The question then becomes, not how to live, but how to obtain and retain a position in which one will be able to live; how to get minute portions of dead animals and plants which one can swallow, in order not to die of hunger; how to acquire and constantly renew a stock of other portions of dead animals and plants in which one can envelop oneself in order not to die of cold; how to procure the exclusive right of entry into certain huts where one may sleep and eat without being rained upon by the clouds of heaven. And so forth. And when one has realised this ambition, there comes the desire to be able to double the operation and do it, not for oneself alone, but for oneself and another. Marriage! But no scientific sustained attention is yet given to the real business of living, of smooth intercourse, of self-expression, of conscious adaptation to environment—in brief, to the study of the machine.

You exclaim that I exaggerate. I do. To force into prominence an aspect of affairs usually overlooked, it is absolutely necessary to exaggerate.

Your own mind is a sacred enclosure into which nothing harmful can enter except by your permission. Your own mind has the power to transmute every external phenomenon to its own purposes.

You, calling yourself a reasonable man, are going about dependent for your happiness, dignity, and growth, upon a thousand things over which you have no control, and the most exquisitely organised machine for ensuring happiness, dignity, and growth, is rusting away inside you. And all because you have a sort of notion that a saying said two thousand years ago cannot be practical.

It is in intercourse—social, sentimental, or business—with one’s fellows that the qualities and the condition of the human machine are put to the test and strained. That part of my life which I conduct by myself, without reference—or at any rate without direct reference—to others, I can usually manage in such a way that the gods do not positively weep at the spectacle thereof.

He who speaks, speaks twice. His words convey his thought, and his tone conveys his mental attitude towards the person spoken to. And certainly the attitude, so far as friction goes, is more important than the thought.

Criticise less, even in the secrecy of your chamber. And do not blame at all. Accept your environment and adapt yourself to it in silence, instead of noisily attempting to adapt your environment to yourself. Here is true wisdom. You have no business trespassing beyond the confines of your own individuality. In so trespassing you are guilty of impertinence.

The history of success in any art—and machine-tending is an art—is a history of recommencements, of the dispersal and reforming of doubts, of an ever-increasing conception of the extent of the territory unconquered, and an ever-decreasing conception of the extent of the territory conquered.

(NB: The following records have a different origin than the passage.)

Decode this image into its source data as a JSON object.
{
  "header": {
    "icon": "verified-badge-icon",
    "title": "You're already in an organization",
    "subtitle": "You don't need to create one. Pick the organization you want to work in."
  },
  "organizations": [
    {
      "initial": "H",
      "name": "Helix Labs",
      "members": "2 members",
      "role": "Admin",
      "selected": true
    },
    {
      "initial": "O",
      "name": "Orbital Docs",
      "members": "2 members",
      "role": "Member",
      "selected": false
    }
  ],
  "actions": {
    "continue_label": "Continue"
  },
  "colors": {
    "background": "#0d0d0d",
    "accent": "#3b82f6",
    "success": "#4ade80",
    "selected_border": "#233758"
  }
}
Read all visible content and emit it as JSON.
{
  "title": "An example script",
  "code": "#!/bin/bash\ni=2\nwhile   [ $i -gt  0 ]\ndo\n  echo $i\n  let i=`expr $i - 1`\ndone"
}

The vast majority of people never know, with any precision, why they are dissatisfied with their sojourn on this planet. They make long and fatiguing excursions in search of precious materials which all the while are concealed in their own breasts. They don’t know what they want; they only know that they want something. Or, if they contrive to settle in their own minds what they do want, a hundred to one the obtaining of it will leave them just as far off contentment as they were at the beginning!

Most people of truly distinguished mind prefer the provinces.

One of the chief advantages of an efficient brain is that an efficient brain is capable of acting with firmness and resolution, partly, of course, because it has been toned up, but more because its operations are not confused by the interference of mere instincts.

All wrong-doing is done in the sincere belief that it is the best thing to do. Whatever sin a man does he does either for his own benefit or for the benefit of society. At the moment of doing it he is convinced that it is the only thing to do. He is mistaken. And he is mistaken because his brain has been unequal to the task of reasoning the matter out. Passion (the heart) is responsible for all crimes. Indeed, crime is simply a convenient monosyllable which we apply to what happens when the brain and the heart come into conflict and the brain is defeated.